4.2.3 Bouwwerken, geen gebouwen zijnde
Voor het bouwen van bouwwerken, geen gebouwen zijnde, gelden de volgende regels
  1. de maximale bouwhoogte van erf- en terreinafscheidingen bedraagt achter de voorgevellijn 2 meter;
  2. de maximale bouwhoogte van erf- en terreinafscheidingen bedraagt voor de voorgevellijn 1 meter;
  3. de maximale bouwhoogte van een kleinschalige windenergievoorziening bedraagt 15 meter;
  4. de maximale bouwhoogte van overige bouwwerken, geen gebouwen zijnde bedraagt achter de voorgevellijn 3 meter;
  5. de maximale bouwhoogte van overige bouwwerken, geen gebouwen zijnde bedraagt voor de voorgevellijn  1 meter, met uitzondering van pergola's waarvan de maximale bouwhoogte 2,5 meter bedraagt;
  6. de afstand tot de bouwperceelsgrens dient minimaal 3 meter te bedragen met uitzondering van erf- en terreinafscheidingen;
  7. de minimale afstand tot de as van de weg bedraagt 10 meter, met uitzondering van erf- en terreinafscheidingen.
 
4.3 Specifieke gebruiksregels
 
4.3.1 Bewoning
a. per bouwperceel is slechts één woning toegestaan;
b. kamerverhuur/kamerbewoning is niet toegestaan;
c. het is niet toegestaan vrijstaande bijgebouwen te gebruiken als woonruimte;
d. het is niet toegestaan bijgebouwen te gebruiken als zelfstandige woningen.
 
4.3.2 Aan-huis-verbonden beroepen en bedrijven
Het gebruiken van een gedeelte van de woning en/of bijgebouw ten behoeve van een aan-huis-verbonden beroep en/of een aan-huis-verbonden bedrijf is uitsluitend toegestaan indien wordt voldaan aan de volgende regels:
  1. niet meer dan 40% en niet meer dan 50 m2 van het vloeroppervlak van de woning en/of bijgebouw mag voor deze doeleinden worden gebruikt;
  2. door het gebruik ontstaat geen onevenredige aantasting van het woon- en leefklimaat ter plaatse;
  3. er is geen sprake van een onevenredige verslechtering van de parkeersituatie in de omgeving;
  4. het gebruik betreft geen detailhandel, groothandel, prostitutie of horeca, uitgezonderd beperkte verkoop in het klein in verband met bedrijfs- of beroepsmatige activiteiten;
  5. het onbebouwde deel van het bouwperceel mag niet gebruikt worden ten behoeve van de uitoefening van het aan-huis-verbonden beroep of bedrijf, met uitzondering van extra parkeergelegenheid. 

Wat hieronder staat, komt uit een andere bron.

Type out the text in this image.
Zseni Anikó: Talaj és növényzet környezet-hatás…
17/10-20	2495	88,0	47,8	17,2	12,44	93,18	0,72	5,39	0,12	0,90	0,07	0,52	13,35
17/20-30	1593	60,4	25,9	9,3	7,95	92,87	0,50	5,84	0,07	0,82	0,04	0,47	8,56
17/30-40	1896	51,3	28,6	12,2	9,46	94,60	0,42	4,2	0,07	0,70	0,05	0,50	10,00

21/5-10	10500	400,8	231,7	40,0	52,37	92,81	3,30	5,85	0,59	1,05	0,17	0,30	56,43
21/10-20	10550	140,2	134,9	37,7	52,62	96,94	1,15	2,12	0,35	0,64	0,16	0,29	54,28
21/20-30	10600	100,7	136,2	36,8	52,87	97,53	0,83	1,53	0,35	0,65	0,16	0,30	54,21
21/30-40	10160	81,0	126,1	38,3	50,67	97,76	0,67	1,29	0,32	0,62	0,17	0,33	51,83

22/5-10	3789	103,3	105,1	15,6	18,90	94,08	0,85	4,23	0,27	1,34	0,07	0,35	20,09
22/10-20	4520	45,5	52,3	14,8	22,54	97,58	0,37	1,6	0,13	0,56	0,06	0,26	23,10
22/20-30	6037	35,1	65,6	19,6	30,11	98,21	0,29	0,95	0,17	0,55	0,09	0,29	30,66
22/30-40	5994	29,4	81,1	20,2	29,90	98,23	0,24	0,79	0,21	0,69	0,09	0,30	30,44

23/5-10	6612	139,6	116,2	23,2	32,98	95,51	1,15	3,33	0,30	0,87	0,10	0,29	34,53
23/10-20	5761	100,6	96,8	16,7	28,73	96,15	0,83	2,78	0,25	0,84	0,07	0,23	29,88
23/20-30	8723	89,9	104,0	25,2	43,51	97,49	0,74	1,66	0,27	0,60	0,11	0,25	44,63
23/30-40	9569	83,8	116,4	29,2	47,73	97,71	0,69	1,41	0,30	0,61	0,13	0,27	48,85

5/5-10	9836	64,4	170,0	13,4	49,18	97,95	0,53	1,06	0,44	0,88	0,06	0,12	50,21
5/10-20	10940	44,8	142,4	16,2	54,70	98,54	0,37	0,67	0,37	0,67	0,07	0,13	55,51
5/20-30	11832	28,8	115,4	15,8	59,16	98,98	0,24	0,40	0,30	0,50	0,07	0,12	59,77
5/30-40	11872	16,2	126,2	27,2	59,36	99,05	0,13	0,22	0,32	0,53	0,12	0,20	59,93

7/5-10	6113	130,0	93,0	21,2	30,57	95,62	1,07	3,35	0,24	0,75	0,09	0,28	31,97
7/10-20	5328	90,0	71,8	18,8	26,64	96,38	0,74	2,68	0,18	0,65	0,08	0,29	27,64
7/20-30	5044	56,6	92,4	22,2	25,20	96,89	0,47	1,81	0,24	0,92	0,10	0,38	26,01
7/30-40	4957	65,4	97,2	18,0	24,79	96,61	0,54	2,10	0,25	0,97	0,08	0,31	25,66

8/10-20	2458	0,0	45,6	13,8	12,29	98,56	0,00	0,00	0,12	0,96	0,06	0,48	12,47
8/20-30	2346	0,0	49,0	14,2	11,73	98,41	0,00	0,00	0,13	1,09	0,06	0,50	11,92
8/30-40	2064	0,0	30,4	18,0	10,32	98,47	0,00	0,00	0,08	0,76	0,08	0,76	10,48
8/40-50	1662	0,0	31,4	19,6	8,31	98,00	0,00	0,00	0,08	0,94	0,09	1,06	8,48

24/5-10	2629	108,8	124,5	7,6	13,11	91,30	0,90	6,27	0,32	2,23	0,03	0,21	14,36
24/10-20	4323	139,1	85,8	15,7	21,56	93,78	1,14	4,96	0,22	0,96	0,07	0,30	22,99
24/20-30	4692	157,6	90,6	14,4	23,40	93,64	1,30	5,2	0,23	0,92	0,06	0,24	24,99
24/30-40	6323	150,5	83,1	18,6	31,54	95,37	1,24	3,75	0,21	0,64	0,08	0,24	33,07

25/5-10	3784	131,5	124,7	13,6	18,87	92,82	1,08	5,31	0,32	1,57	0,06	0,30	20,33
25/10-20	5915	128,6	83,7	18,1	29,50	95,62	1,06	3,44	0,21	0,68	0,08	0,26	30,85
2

4.4 Afwijken van de gebruiksregels
  
4.4.1 Grotere oppervlakte aan-huis-verbonden beroep of bedrijf
Het bevoegd gezag kan met een omgevingsvergunning afwijken van het bepaalde in artikel 4 lid 3.2 om toe te staan dat tot ten hoogste 75m2 wordt gebruikt ten behoeve van aan-huis-verbonden bedrijven en/of aan-huis-verbonden beroepen, met inachtneming van de volgende regels:
  1. het aantal parkeerplaatsen op eigen erf (al dan niet inpandig) mag niet afnemen, tenzij deze parkeerplaatsen in de onmiddellijke nabijheid worden gecompenseerd;
  2. de activiteiten mogen niet leiden tot een onevenredige verslechtering van de normale verkeersafwikkeling of van de parkeersituatie in de omgeving;
  3. het woon- en leefmilieu mag niet onevenredig worden aangetast, ook niet door een cumulatie van activiteiten.
 
4.4.2 Mantelzorg
Het bevoegd gezag kan met een omgevingsvergunning afwijken van het bepaalde in artikel 4 lid 3.1 om toe te staan dat een bijgebouw bij de woning wordt gebruikt voor huisvesting in verband met mantelzorg, met inachtneming van de volgende regels:
  1. een dergelijke bewoning is noodzakelijk vanuit een oogpunt van mantelzorg;
  2. er vindt geen onevenredige aantasting plaats van de in het geding zijnde belangen waaronder die van omwonenden en (agrarische) bedrijven;
  3. voldaan dient te worden aan de totale oppervlakte aan bijgebouwen die is toegestaan ingevolge artikel artikel 4 lid 2.2;
  4. de mantelzorgwoning c.q. het bijgebouw mag bewoond worden zolang er sprake is van mantelzorg.
 
Artikel 5 Waarde - Archeologie 1
  
5.1 Bestemmingsomschrijving
De voor 'Waarde - Archeologie 1' aangewezen gronden zijn, behalve voor de andere daar voorkomende bestemmingen, mede bestemd voor het behoud en de bescherming van de in de grond aanwezige of te verwachten archeologische waarden.
 
5.2 Bouwregels
Op of in deze gronden mogen ten behoeve van de andere daar voorkomende bestemmingen geen gebouwen worden gebouwd, met uitzondering van:
  1. ver-/nieuwbouw van bestaande gebouwen, waarbij de bestaande oppervlakte van het gebouw in generlei opzicht wordt vergroot;
  2. de bouw van een gebouw of de uitbreiding van een bestaand gebouw met ten hoogste 250 m2 en de bodemingreep niet dieper is dan 0,4 meter.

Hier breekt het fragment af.